Depuis 2005, la loi sur les faillites du 8 août 1997 offre le droit à une personne physique, qui s’est constituée caution personnelle à titre gratuit envers un créancier du failli, de solliciter auprès du tribunal la décharge de son engagement. Quels sont les conditions que doit remplir la caution personnelle en vue de bénéficier de cette faculté ?
A la faveur d’un jugement rendu le 15 décembre 2010, la Cour d’appel de Mons a rappelé non sans intérêt les règles qui régissent la question, souvent délicate, de la décharge des cautions à titre gratuit lorsque le débiteur principal tombe en faillite.
Les faits de la cause sur lesquels la Cour s’est penchée témoignent d’une situation familiale assez fréquente, aux conséquences potentiellement dramatiques : un parent se porte caution solidaire à titre gratuit de l’engagement financier de son fils (il s’agit souvent une condition sine qua non de l’octroi du crédit), qui par la suite tombe en faillite et se retrouve incapable d’honorer sa dette. En l’occurrence dans l’affaire soumise à la Cour d’appel, Monsieur X., commerçant fleuriste fut déclaré en faillite sur aveu quelques jours après la conclusion d’un contrat de financement de son véhicule professionnel, dont sa mère, Madame Y., s’est portée caution solidaire. Sollicitant la décharge de son engagement, la Cour s’est attelée en premier lieu à examiner la réunion des cinq conditions telles qu’elles ressortent de l’article 80, alinéa 3, de la loi sur les faillites. Il convient que ce soit :
- une personne physique,
- qui s’est constituée sûreté personnelle ;
- que son engagement le soit à titre gratuit ;
- que son obligation soit disproportionnée à ses revenus et à son patrimoine ;
- et qu’elle n’a pas frauduleusement organisé son insolvabilité.

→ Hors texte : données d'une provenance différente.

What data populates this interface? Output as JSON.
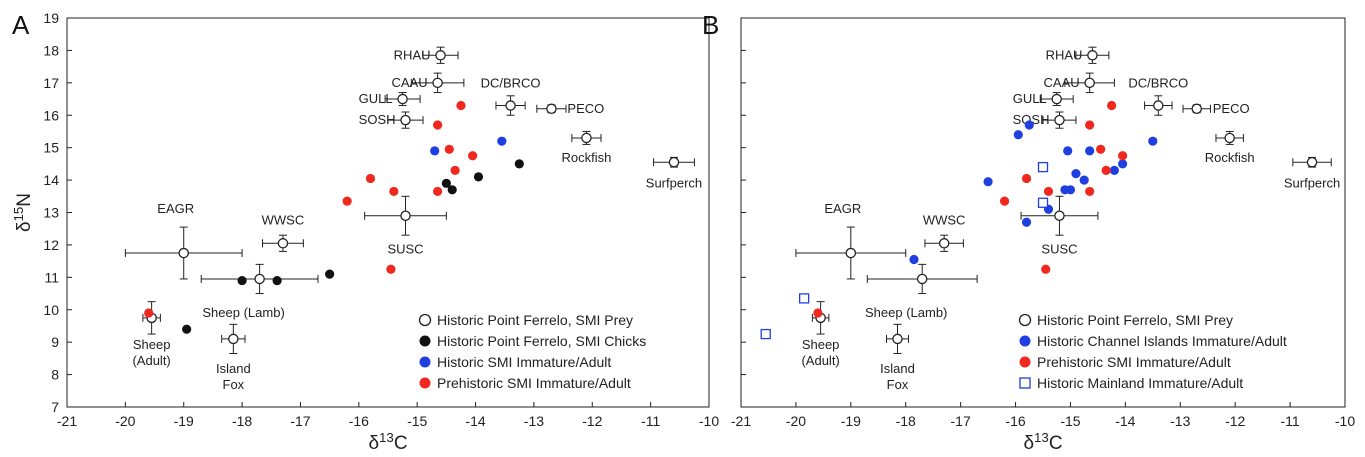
{
  "colors": {
    "prey": "#ffffff",
    "chicks": "#111111",
    "historic_smi": "#1f3fe0",
    "prehistoric": "#f0281e",
    "channel_islands": "#1f3fe0",
    "mainland": "#1f3fe0"
  },
  "chart_data": [
    {
      "type": "scatter",
      "panel_label": "A",
      "xlabel": "δ13C",
      "ylabel": "δ15N",
      "xlim": [
        -21,
        -10
      ],
      "ylim": [
        7,
        19
      ],
      "x_ticks": [
        "-21",
        "-20",
        "-19",
        "-18",
        "-17",
        "-16",
        "-15",
        "-14",
        "-13",
        "-12",
        "-11",
        "-10"
      ],
      "y_ticks": [
        "7",
        "8",
        "9",
        "10",
        "11",
        "12",
        "13",
        "14",
        "15",
        "16",
        "17",
        "18",
        "19"
      ],
      "legend_position": "bottom-right",
      "grid": false,
      "prey": [
        {
          "label": "RHAU",
          "x": -14.6,
          "y": 17.85,
          "xerr": 0.3,
          "yerr": 0.25
        },
        {
          "label": "CAAU",
          "x": -14.65,
          "y": 17.0,
          "xerr": 0.45,
          "yerr": 0.3
        },
        {
          "label": "GULL",
          "x": -15.25,
          "y": 16.5,
          "xerr": 0.3,
          "yerr": 0.2
        },
        {
          "label": "SOSH",
          "x": -15.2,
          "y": 15.85,
          "xerr": 0.3,
          "yerr": 0.25
        },
        {
          "label": "DC/BRCO",
          "x": -13.4,
          "y": 16.3,
          "xerr": 0.25,
          "yerr": 0.3
        },
        {
          "label": "PECO",
          "x": -12.7,
          "y": 16.2,
          "xerr": 0.25,
          "yerr": 0.12
        },
        {
          "label": "Rockfish",
          "x": -12.1,
          "y": 15.3,
          "xerr": 0.25,
          "yerr": 0.2
        },
        {
          "label": "Surfperch",
          "x": -10.6,
          "y": 14.55,
          "xerr": 0.35,
          "yerr": 0.15
        },
        {
          "label": "EAGR",
          "x": -19.0,
          "y": 11.75,
          "xerr": 1.0,
          "yerr": 0.8
        },
        {
          "label": "WWSC",
          "x": -17.3,
          "y": 12.05,
          "xerr": 0.35,
          "yerr": 0.25
        },
        {
          "label": "SUSC",
          "x": -15.2,
          "y": 12.9,
          "xerr": 0.7,
          "yerr": 0.6
        },
        {
          "label": "Sheep (Lamb)",
          "x": -17.7,
          "y": 10.95,
          "xerr": 1.0,
          "yerr": 0.45
        },
        {
          "label": "Sheep\n(Adult)",
          "x": -19.55,
          "y": 9.75,
          "xerr": 0.15,
          "yerr": 0.5
        },
        {
          "label": "Island\nFox",
          "x": -18.15,
          "y": 9.1,
          "xerr": 0.2,
          "yerr": 0.45
        }
      ],
      "series": [
        {
          "name": "Historic Point Ferrelo, SMI Chicks",
          "color_key": "chicks",
          "marker": "filled-circle",
          "x": [
            -18.0,
            -17.4,
            -16.5,
            -14.5,
            -14.4,
            -13.95,
            -13.25,
            -18.95
          ],
          "y": [
            10.9,
            10.9,
            11.1,
            13.9,
            13.7,
            14.1,
            14.5,
            9.4
          ]
        },
        {
          "name": "Historic SMI Immature/Adult",
          "color_key": "historic_smi",
          "marker": "filled-circle",
          "x": [
            -14.7,
            -13.55
          ],
          "y": [
            14.9,
            15.2
          ]
        },
        {
          "name": "Prehistoric SMI Immature/Adult",
          "color_key": "prehistoric",
          "marker": "filled-circle",
          "x": [
            -14.25,
            -14.65,
            -14.45,
            -14.05,
            -14.35,
            -15.8,
            -16.2,
            -15.4,
            -14.65,
            -15.45,
            -19.6
          ],
          "y": [
            16.3,
            15.7,
            14.95,
            14.75,
            14.3,
            14.05,
            13.35,
            13.65,
            13.65,
            11.25,
            9.9
          ]
        }
      ],
      "legend": [
        {
          "label": "Historic Point Ferrelo, SMI Prey",
          "marker": "open-circle",
          "color_key": "prey"
        },
        {
          "label": "Historic Point Ferrelo, SMI Chicks",
          "marker": "filled-circle",
          "color_key": "chicks"
        },
        {
          "label": "Historic SMI Immature/Adult",
          "marker": "filled-circle",
          "color_key": "historic_smi"
        },
        {
          "label": "Prehistoric SMI Immature/Adult",
          "marker": "filled-circle",
          "color_key": "prehistoric"
        }
      ]
    },
    {
      "type": "scatter",
      "panel_label": "B",
      "xlabel": "δ13C",
      "ylabel": "",
      "xlim": [
        -21,
        -10
      ],
      "ylim": [
        7,
        19
      ],
      "x_ticks": [
        "-21",
        "-20",
        "-19",
        "-18",
        "-17",
        "-16",
        "-15",
        "-14",
        "-13",
        "-12",
        "-11",
        "-10"
      ],
      "y_ticks": [],
      "legend_position": "bottom-right",
      "grid": false,
      "prey": [
        {
          "label": "RHAU",
          "x": -14.6,
          "y": 17.85,
          "xerr": 0.3,
          "yerr": 0.25
        },
        {
          "label": "CAAU",
          "x": -14.65,
          "y": 17.0,
          "xerr": 0.45,
          "yerr": 0.3
        },
        {
          "label": "GULL",
          "x": -15.25,
          "y": 16.5,
          "xerr": 0.3,
          "yerr": 0.2
        },
        {
          "label": "SOSH",
          "x": -15.2,
          "y": 15.85,
          "xerr": 0.3,
          "yerr": 0.25
        },
        {
          "label": "DC/BRCO",
          "x": -13.4,
          "y": 16.3,
          "xerr": 0.25,
          "yerr": 0.3
        },
        {
          "label": "PECO",
          "x": -12.7,
          "y": 16.2,
          "xerr": 0.25,
          "yerr": 0.12
        },
        {
          "label": "Rockfish",
          "x": -12.1,
          "y": 15.3,
          "xerr": 0.25,
          "yerr": 0.2
        },
        {
          "label": "Surfperch",
          "x": -10.6,
          "y": 14.55,
          "xerr": 0.35,
          "yerr": 0.15
        },
        {
          "label": "EAGR",
          "x": -19.0,
          "y": 11.75,
          "xerr": 1.0,
          "yerr": 0.8
        },
        {
          "label": "WWSC",
          "x": -17.3,
          "y": 12.05,
          "xerr": 0.35,
          "yerr": 0.25
        },
        {
          "label": "SUSC",
          "x": -15.2,
          "y": 12.9,
          "xerr": 0.7,
          "yerr": 0.6
        },
        {
          "label": "Sheep (Lamb)",
          "x": -17.7,
          "y": 10.95,
          "xerr": 1.0,
          "yerr": 0.45
        },
        {
          "label": "Sheep\n(Adult)",
          "x": -19.55,
          "y": 9.75,
          "xerr": 0.15,
          "yerr": 0.5
        },
        {
          "label": "Island\nFox",
          "x": -18.15,
          "y": 9.1,
          "xerr": 0.2,
          "yerr": 0.45
        }
      ],
      "series": [
        {
          "name": "Historic Channel Islands Immature/Adult",
          "color_key": "channel_islands",
          "marker": "filled-circle",
          "x": [
            -15.75,
            -15.95,
            -15.05,
            -14.65,
            -14.05,
            -13.5,
            -14.2,
            -14.9,
            -14.75,
            -15.0,
            -15.1,
            -15.4,
            -15.8,
            -16.5,
            -17.85
          ],
          "y": [
            15.7,
            15.4,
            14.9,
            14.9,
            14.5,
            15.2,
            14.3,
            14.2,
            14.0,
            13.7,
            13.7,
            13.1,
            12.7,
            13.95,
            11.55
          ]
        },
        {
          "name": "Prehistoric SMI Immature/Adult",
          "color_key": "prehistoric",
          "marker": "filled-circle",
          "x": [
            -14.25,
            -14.65,
            -14.45,
            -14.05,
            -14.35,
            -15.8,
            -16.2,
            -15.4,
            -14.65,
            -15.45,
            -19.6
          ],
          "y": [
            16.3,
            15.7,
            14.95,
            14.75,
            14.3,
            14.05,
            13.35,
            13.65,
            13.65,
            11.25,
            9.9
          ]
        },
        {
          "name": "Historic Mainland Immature/Adult",
          "color_key": "mainland",
          "marker": "open-square",
          "x": [
            -15.5,
            -15.5,
            -19.85,
            -20.55
          ],
          "y": [
            14.4,
            13.3,
            10.35,
            9.25
          ]
        }
      ],
      "legend": [
        {
          "label": "Historic Point Ferrelo, SMI Prey",
          "marker": "open-circle",
          "color_key": "prey"
        },
        {
          "label": "Historic Channel Islands Immature/Adult",
          "marker": "filled-circle",
          "color_key": "channel_islands"
        },
        {
          "label": "Prehistoric SMI Immature/Adult",
          "marker": "filled-circle",
          "color_key": "prehistoric"
        },
        {
          "label": "Historic Mainland Immature/Adult",
          "marker": "open-square",
          "color_key": "mainland"
        }
      ]
    }
  ]
}
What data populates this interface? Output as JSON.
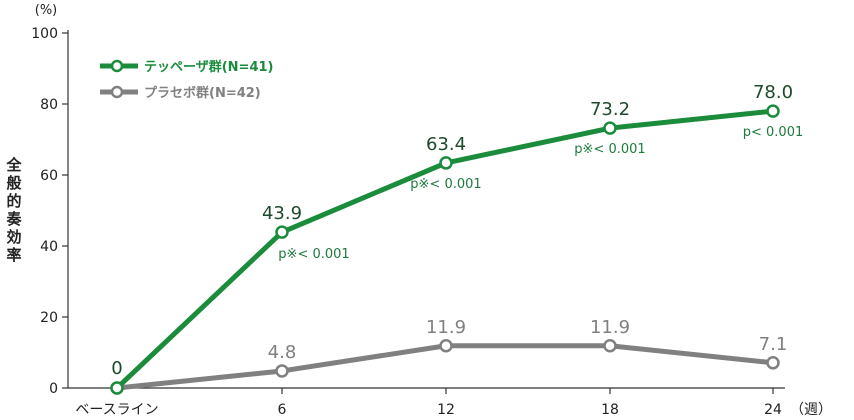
{
  "chart_data": {
    "type": "line",
    "y_unit": "(%)",
    "ylabel": "全般的奏効率",
    "x_unit": "（週）",
    "categories": [
      "ベースライン",
      "6",
      "12",
      "18",
      "24"
    ],
    "ylim": [
      0,
      100
    ],
    "yticks": [
      0,
      20,
      40,
      60,
      80,
      100
    ],
    "grid": false,
    "legend_position": "top-left",
    "series": [
      {
        "name": "テッペーザ群(N=41)",
        "color": "#1a8c3c",
        "values": [
          0,
          43.9,
          63.4,
          73.2,
          78.0
        ],
        "labels": [
          "0",
          "43.9",
          "63.4",
          "73.2",
          "78.0"
        ],
        "pvalues": [
          "",
          "p※< 0.001",
          "p※< 0.001",
          "p※< 0.001",
          "p< 0.001"
        ]
      },
      {
        "name": "プラセボ群(N=42)",
        "color": "#808080",
        "values": [
          0,
          4.8,
          11.9,
          11.9,
          7.1
        ],
        "labels": [
          "",
          "4.8",
          "11.9",
          "11.9",
          "7.1"
        ]
      }
    ]
  }
}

A la lumière des travaux parlementaires, il apparait que le législateur a voulu permettre la décharge uniquement des personnes physiques qui, par leur obligeance (et leur imprudence), se retrouvent obligées à la dette du failli, alors qu’elles n’ont aucun intérêt personnel dans le paiement de ces dettes.
D’après la jurisprudence de la Cour de cassation, la nature gratuite – interprétée comme l’absence d’intérêt personnel – de la caution consiste dans le fait qu’elle ne peut retirer aucun avantage économique, tant directement qu’indirectement, de son engagement. En outre, le fait que la sureté personnelle ait ou non stipulé une contrepartie concrète en échange de son engagement n’est pas un élément déterminant pour analyser le caractère gratuit ou désintéressé de cet engagement.
Sur base de ces principes, affinés au fil de la jurisprudence, la Cour d’appel de Mons a jugé, à bon droit, que le contrat de cautionnement signé par Madame Y. ne remplissait pas toutes les conditions dégagés ci-avant pour solliciter la décharge de son engagement. En l’espèce, Madame Y. manifestait, au travers d’un faisceau de présomptions concordants, un intérêt personnel à la conservation et à l’acquisition in fine du véhicule de son fils si bien que son engagement ne pouvait être qualifié de « gratuit » au sens de la loi et de la jurisprudence.
Sans être novateur sur ce sujet, cet arrêt apporte un éclairage bienvenu sur les balises gouvernant la décharge des suretés personnelles du failli, qui dans un élan purement libéral, n’ont pas pris la mesure de la portée, ni des conséquences de leur cautionnement.